At the time of Hesper's construction, the vessel's owners were undecided as to whether it should be called the Hesper or Hesperus (the latter having bad connotations relative to Longfellow's poem The Wreck of the Hesperus). When it was found that the name Hesper had been cut on its capstan, they kept the name. However, there is no difference in the meaning of the two words. Hesper is the evening star and in Greek mythology was a brother of Atlas, the father of the seven sisters known as the Hesperides, "who guarded the golden apples that Hercules obtained after a long fight." The Hesper had a reasonably uneventful career and was operated by the Bradley Fleet until it was lost in 1905. The vessel was always well cared-for and was considered an efficient ship.

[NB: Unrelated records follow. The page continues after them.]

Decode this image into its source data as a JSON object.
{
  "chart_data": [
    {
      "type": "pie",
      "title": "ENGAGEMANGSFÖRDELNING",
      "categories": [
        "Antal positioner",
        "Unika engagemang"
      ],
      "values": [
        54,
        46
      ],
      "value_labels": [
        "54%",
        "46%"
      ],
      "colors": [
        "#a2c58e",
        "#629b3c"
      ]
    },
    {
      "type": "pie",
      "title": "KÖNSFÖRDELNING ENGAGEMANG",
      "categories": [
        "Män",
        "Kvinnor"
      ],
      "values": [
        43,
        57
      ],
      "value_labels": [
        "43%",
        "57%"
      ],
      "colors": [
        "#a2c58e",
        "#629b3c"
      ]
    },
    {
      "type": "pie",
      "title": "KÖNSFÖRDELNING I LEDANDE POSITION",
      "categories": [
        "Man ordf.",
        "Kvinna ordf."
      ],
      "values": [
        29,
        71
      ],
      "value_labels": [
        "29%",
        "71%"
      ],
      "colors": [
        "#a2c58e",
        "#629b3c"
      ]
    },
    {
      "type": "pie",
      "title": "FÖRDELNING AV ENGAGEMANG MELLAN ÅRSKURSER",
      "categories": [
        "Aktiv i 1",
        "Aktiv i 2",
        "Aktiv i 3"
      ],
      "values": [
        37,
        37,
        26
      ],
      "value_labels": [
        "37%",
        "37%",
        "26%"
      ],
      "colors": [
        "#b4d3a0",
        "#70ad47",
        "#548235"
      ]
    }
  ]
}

During its career the Hesper was associated with the sinking of the Samuel P. Ely. According to Duluth News Tribune of Oct. 31, 1896, the
... Ely, in tow of the Steamer Hesper, left Duluth on Thursday about 11 o'clock in the forenoon. The steamboat had a load of wheat for Buffalo, but the schooner was light. They were bound for Two Harbors, where the Ely was to load ore. The strong head wind and heavy sea which she encountered made a slow voyage and it was after dark when the Hesper and her consort made the western breakwater, now under construction at Two Harbors. The sea was running mountains high and the Hesper, in heading for the slip between the ore docks, let go the towline of the Ely, or it parted under the strain. Whatever the case the Ely went adrift. She let go both her anchors, but they would not hold, and she dragged them and her toward the shore.It blew across the harbor onto the west breakwater under construction. The ship was pounded to pieces.